Abstract

Most people may believe that online activities are tracked more pervasively now than they were in the past. In 2011, we started surveying the online mechanisms used to track people online (e.g., HTTP cookies, Flash cookies and HTML5 storage). We called this our Web Privacy Census. We repeated the study in 2012. In this paper, we update the study to 2015. Results summary: Our approach uses web crawler software to simulate online browsing behavior, and we record the occurrences of tracking mechanisms for the top 100, 1,000, and 25,000 most popular websites. We found that users who merely visit the homepages of the top 100 most popular sites would collect over 6,000 HTTP cookies in the process (see Top 100 Websites -- Shallow Crawl). Eighty-three percent of cookies are third-party cookies. The homepages of popular sites placed cookies for 275 third-party hosts. In just visiting the homepage of popular sites, we found 32 websites placed 100 or more cookies, 7 websites placed 200 or more cookies, and 6 websites placed 300 or more cookies. We found that Google tracking infrastructure is on 92 of the top 100 most popular websites and on 923 of the top 1,000 websites.
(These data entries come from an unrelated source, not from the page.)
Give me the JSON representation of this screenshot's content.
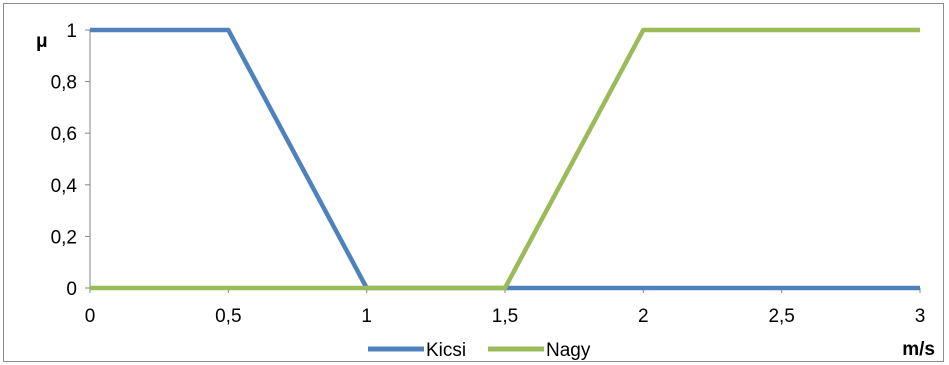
{
  "chart_data": {
    "type": "line",
    "ylabel": "μ",
    "xlabel": "m/s",
    "x_ticks": [
      "0",
      "0,5",
      "1",
      "1,5",
      "2",
      "2,5",
      "3"
    ],
    "y_ticks": [
      "0",
      "0,2",
      "0,4",
      "0,6",
      "0,8",
      "1"
    ],
    "x_tick_values": [
      0,
      0.5,
      1,
      1.5,
      2,
      2.5,
      3
    ],
    "y_tick_values": [
      0,
      0.2,
      0.4,
      0.6,
      0.8,
      1
    ],
    "xlim": [
      0,
      3
    ],
    "ylim": [
      0,
      1
    ],
    "grid": false,
    "legend_position": "bottom",
    "series": [
      {
        "name": "Kicsi",
        "color": "#4f81bd",
        "x": [
          0,
          0.5,
          1,
          1.5,
          2,
          2.5,
          3
        ],
        "y": [
          1,
          1,
          0,
          0,
          0,
          0,
          0
        ]
      },
      {
        "name": "Nagy",
        "color": "#9bbb59",
        "x": [
          0,
          0.5,
          1,
          1.5,
          2,
          2.5,
          3
        ],
        "y": [
          0,
          0,
          0,
          0,
          1,
          1,
          1
        ]
      }
    ]
  }
}
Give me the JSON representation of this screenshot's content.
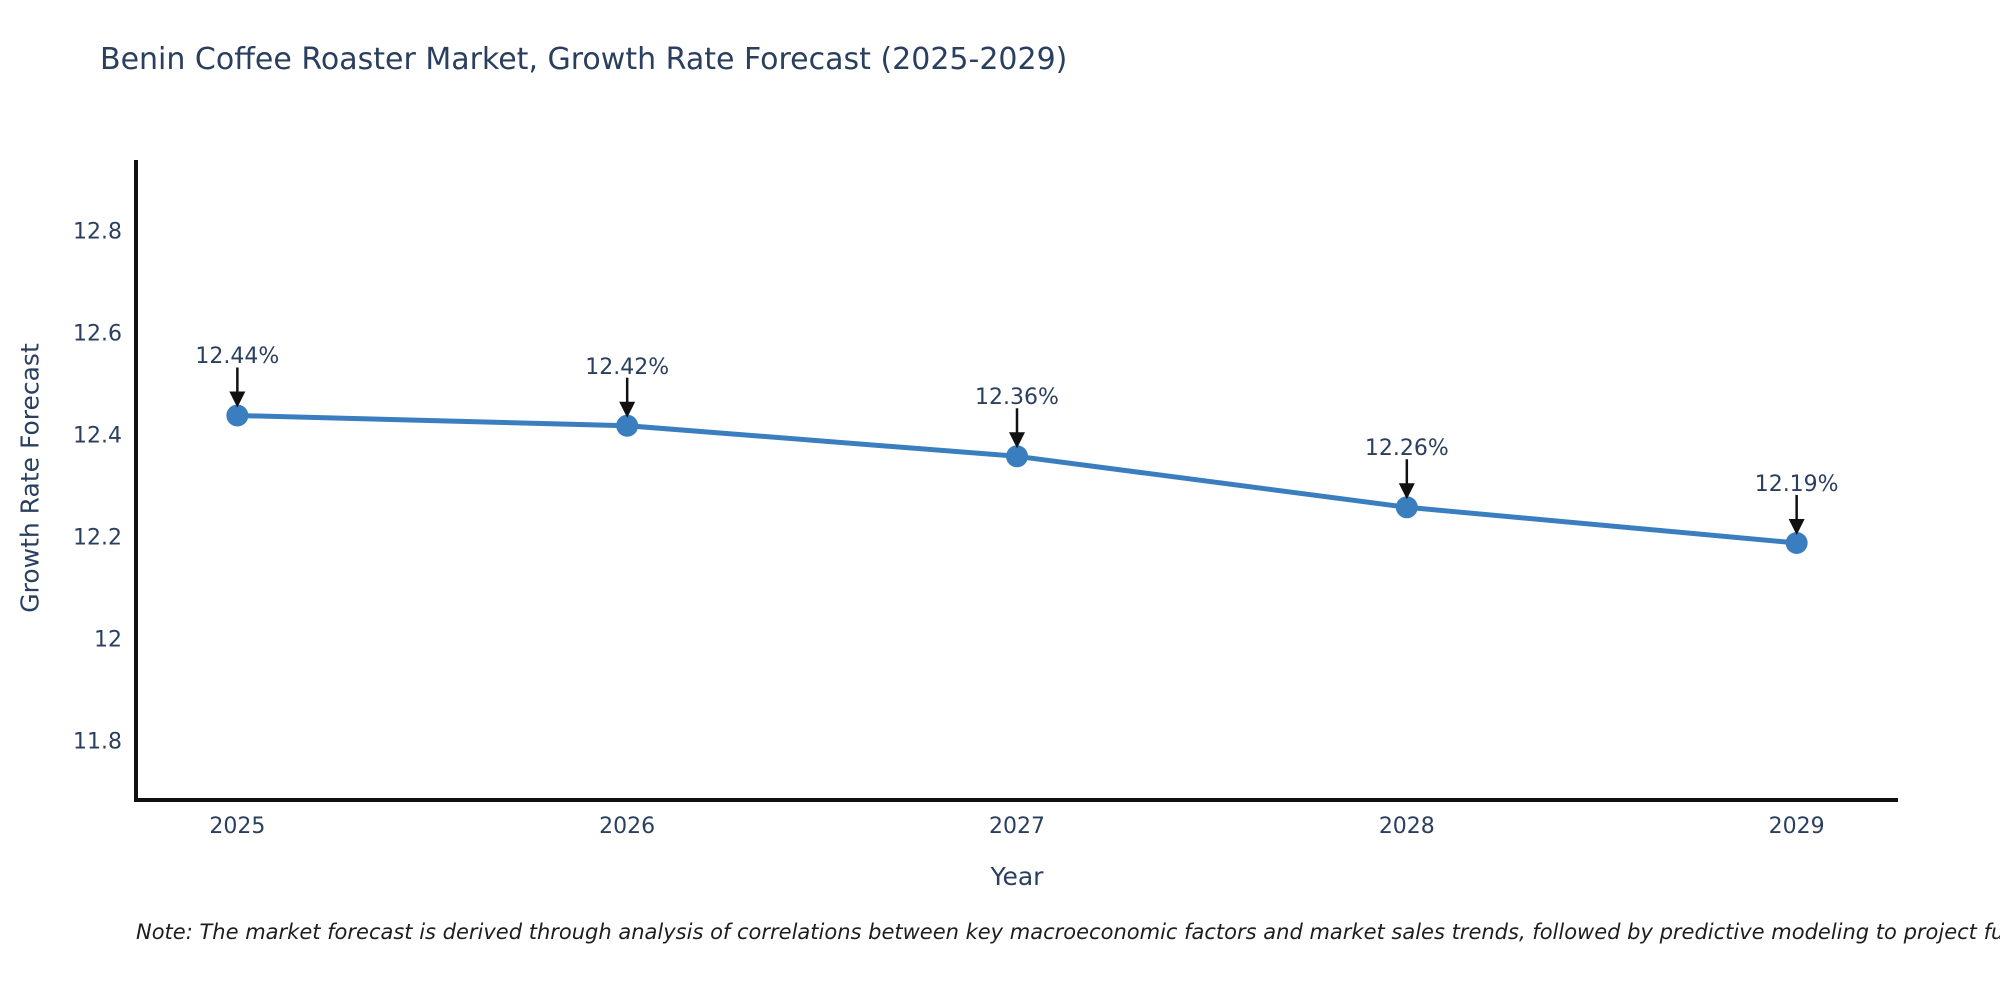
{
  "title": "Benin Coffee Roaster Market, Growth Rate Forecast (2025-2029)",
  "note": "Note: The market forecast is derived through analysis of correlations between key macroeconomic factors and market sales trends, followed by predictive modeling to project future sal",
  "chart_data": {
    "type": "line",
    "title": "Benin Coffee Roaster Market, Growth Rate Forecast (2025-2029)",
    "xlabel": "Year",
    "ylabel": "Growth Rate Forecast",
    "x": [
      2025,
      2026,
      2027,
      2028,
      2029
    ],
    "values": [
      12.44,
      12.42,
      12.36,
      12.26,
      12.19
    ],
    "point_labels": [
      "12.44%",
      "12.42%",
      "12.36%",
      "12.26%",
      "12.19%"
    ],
    "x_tick_labels": [
      "2025",
      "2026",
      "2027",
      "2028",
      "2029"
    ],
    "y_tick_values": [
      11.8,
      12.0,
      12.2,
      12.4,
      12.6,
      12.8
    ],
    "y_tick_labels": [
      "11.8",
      "12",
      "12.2",
      "12.4",
      "12.6",
      "12.8"
    ],
    "xlim": [
      2024.74,
      2029.26
    ],
    "ylim": [
      11.686,
      12.941
    ],
    "grid": false,
    "legend": false,
    "line_color": "#3a7ebf",
    "marker_color": "#3a7ebf",
    "axis_color": "#111111",
    "arrow_color": "#111111",
    "text_color": "#2a3f5f"
  }
}
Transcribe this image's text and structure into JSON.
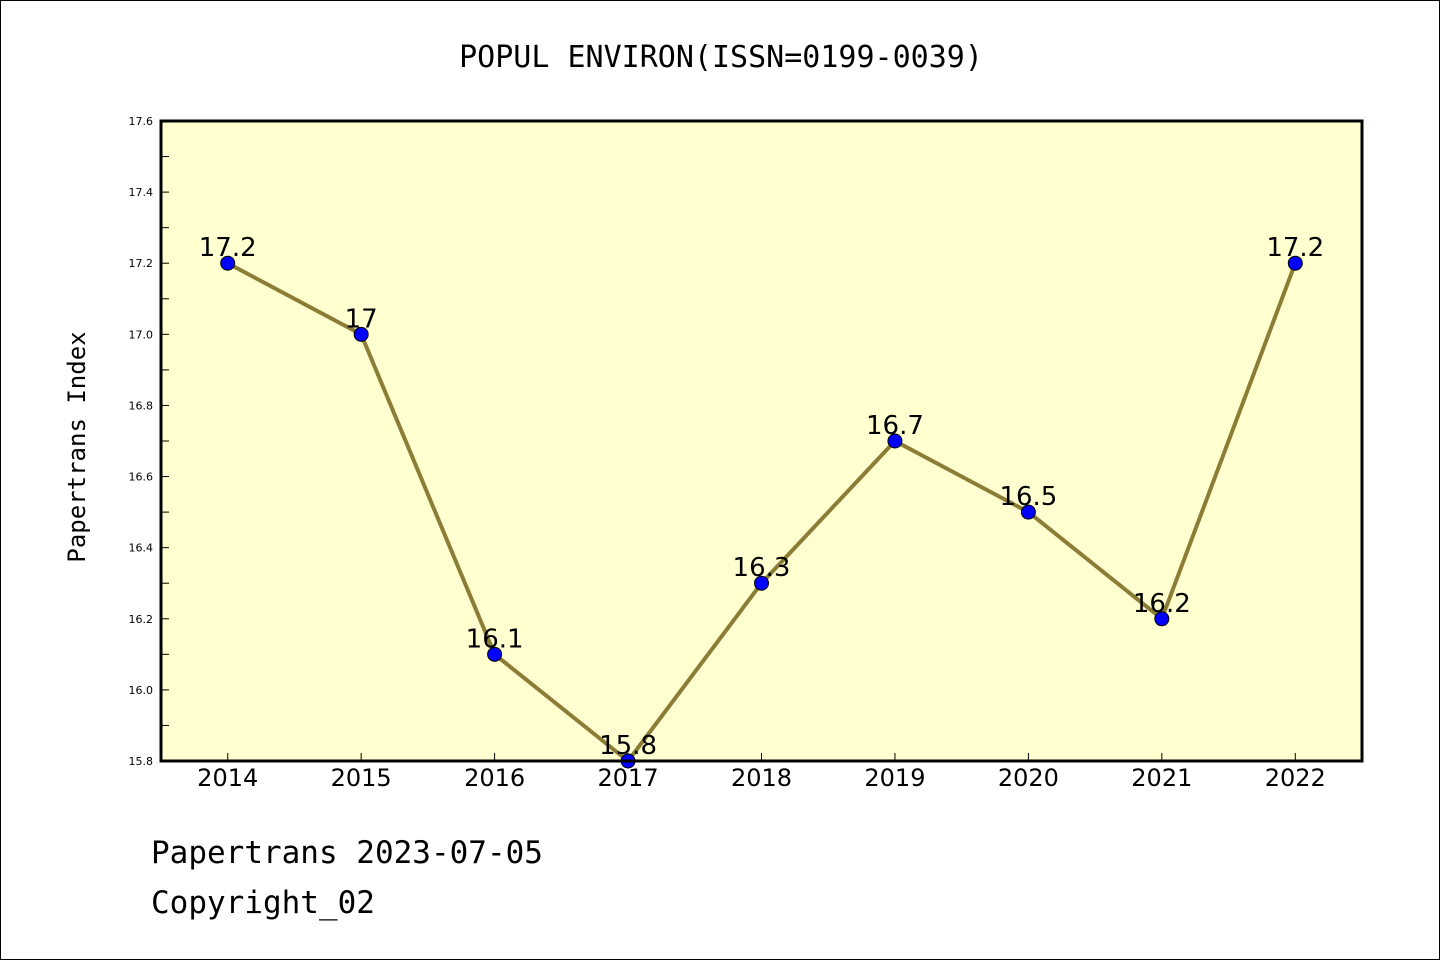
{
  "chart_data": {
    "type": "line",
    "title": "POPUL ENVIRON(ISSN=0199-0039)",
    "ylabel": "Papertrans Index",
    "xlabel": "",
    "categories": [
      "2014",
      "2015",
      "2016",
      "2017",
      "2018",
      "2019",
      "2020",
      "2021",
      "2022"
    ],
    "values": [
      17.2,
      17.0,
      16.1,
      15.8,
      16.3,
      16.7,
      16.5,
      16.2,
      17.2
    ],
    "data_labels": [
      "17.2",
      "17",
      "16.1",
      "15.8",
      "16.3",
      "16.7",
      "16.5",
      "16.2",
      "17.2"
    ],
    "ylim": [
      15.8,
      17.6
    ],
    "yticks": [
      "15.8",
      "16.0",
      "16.2",
      "16.4",
      "16.6",
      "16.8",
      "17.0",
      "17.2",
      "17.4",
      "17.6"
    ],
    "grid": false,
    "legend": "none"
  },
  "colors": {
    "plot_background": "#ffffd0",
    "line": "#8b7d35",
    "marker": "#0000ff"
  },
  "footer": {
    "line1": "Papertrans 2023-07-05",
    "line2": "Copyright_02"
  }
}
This means that Google's ability to track users on popular websites is unparalleled, and it approaches the level of surveillance that only an Internet Service Provider can achieve. -- We repeated a 2012 survey of tracking mechanisms such as HTTP cookies, Flash cookies, and HTML5 storage, used by top 25,000 most popular websites.-- We found that users who merely visit the homepages of the top 100 most popular sites would collect over 6,000 HTTP cookies with 83% being third-party cookies.-- We found that Google tracking infrastructure is on 92 of the top 100 most popular websites and on 923 of the top 1,000 websites, providing Google with a significant surveillance infrastructure online.